On 11/12/2009 11:14 PM, Helmut Eller wrote:
I think the double colons are ugly and get in the way of macros.
I won't disagree too strongly about the double-colons being ugly,
but switching to something else has problems - Kawa already has too
many duplicated and semi-deprectated ways of doing things ...
if I were afraid of parens I wouldn't use Lisp in the first place.
Good point, though my personal preference might be fewer parentheses ...
I like how Goo [1] did it:
(df tagged-vector3f ((tag symbol) (x float) (y float) (z float) => pair)
... )
Note that the return type is folded into the arglist which is IMO cute
and also works nicely for functions with multiple return values.
That's not a bad option.
Goo also offers | as infix option but something like var|type is always
translated to (var type) by the reader.
Reasonable, but alas | is already used for character-quoting in symbols.
(I guess it is possible to remove that functionality, or restrict the
use of | to so that it has to be the start of a symbol, but I'd rather
not break compatibility that badly without a really strong reason.)
If starting from scratch I might have chosen some other character, for
example ! as in:
(define x!integer 10)
(define (foo arg1!type1 arg2!type) !rtype body)
But given the history of using double-colon, it seems better to stick
with using double-colon - though I could be talked into changing.
It is certainly possible to define
x::y
as reader-sugar for
(x y)
and that might even be a useful feature for other things like
association lists.

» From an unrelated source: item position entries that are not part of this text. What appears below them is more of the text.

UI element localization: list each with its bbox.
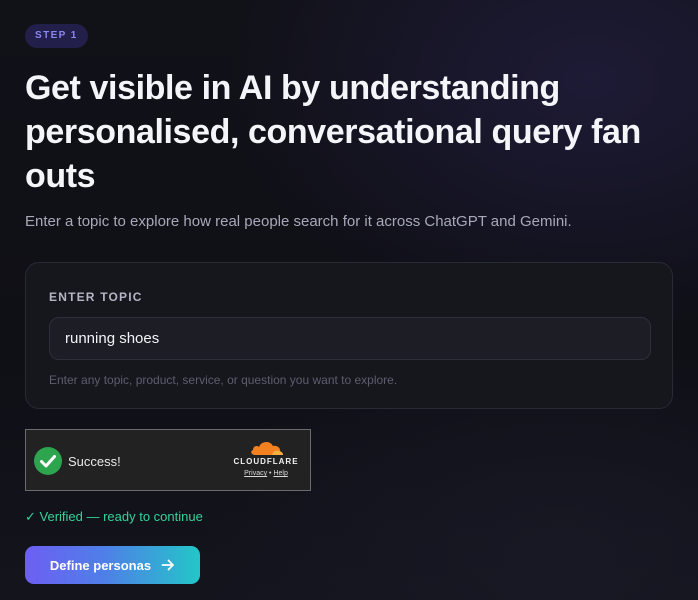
cloudflare-wordmark: CLOUDFLARE	[233, 457, 299, 466]
verified-message: ✓ Verified — ready to continue	[25, 509, 203, 524]
cloudflare-links: Privacy • Help	[231, 469, 301, 478]
define-personas-label: Define personas	[49, 557, 152, 573]
define-personas-button[interactable]: Define personas	[25, 546, 200, 584]
topic-card: ENTER TOPIC Enter any topic, product, se…	[25, 262, 673, 409]
topic-hint: Enter any topic, product, service, or qu…	[49, 373, 398, 387]
topic-label: ENTER TOPIC	[49, 290, 143, 304]
page-title: Get visible in AI by understanding perso…	[25, 69, 641, 195]
check-circle-icon	[34, 447, 62, 475]
cloudflare-turnstile-widget[interactable]: Success! CLOUDFLARE Privacy • Help	[25, 429, 311, 491]
step-section: STEP 1 Get visible in AI by understandin…	[25, 24, 675, 584]
arrow-right-icon	[161, 559, 174, 571]
cloudflare-logo: CLOUDFLARE Privacy • Help	[231, 440, 301, 478]
link-separator: •	[269, 470, 272, 477]
page-subtitle: Enter a topic to explore how real people…	[25, 213, 572, 230]
step-badge: STEP 1	[25, 24, 88, 48]
help-link[interactable]: Help	[273, 470, 287, 477]
topic-input[interactable]	[49, 317, 651, 360]
privacy-link[interactable]: Privacy	[244, 470, 267, 477]
captcha-success-text: Success!	[68, 454, 121, 469]
cloudflare-cloud-icon	[251, 441, 283, 455]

A possible downside is that using (name type)
as the (unsugared) type-specifier syntax is that may limit some
options for a possible pattern-matching extension to definitions.
An alternative is to define
x::y
as syntactic sugar for (say):
(%colon-colon% x y)
and then allow the latter form in definitions. E.g.
(define x::integer 12)
would become syntactic sugar for:
(define (%colon-colon% x integer) 12)
and the define form would be enhanced to recognize that syntax.
Similarly if we decide on ! or ~ or some other replacement for :: .
An example where those double colons didn't work was the DO macro in
kawa/lib/std_syntax.scm. For a long time it was only possible to give
the first variable a type with double colons. But with parens it was
possible to give all variables a type:
(do (((x int) 1 ...)
((y float) 1 ...))
...)
always worked beautifully.
I'm surprised ... even I don't know all of Kawa's features!
The new definition of DO which handles :: in
all places is long winded and complicated.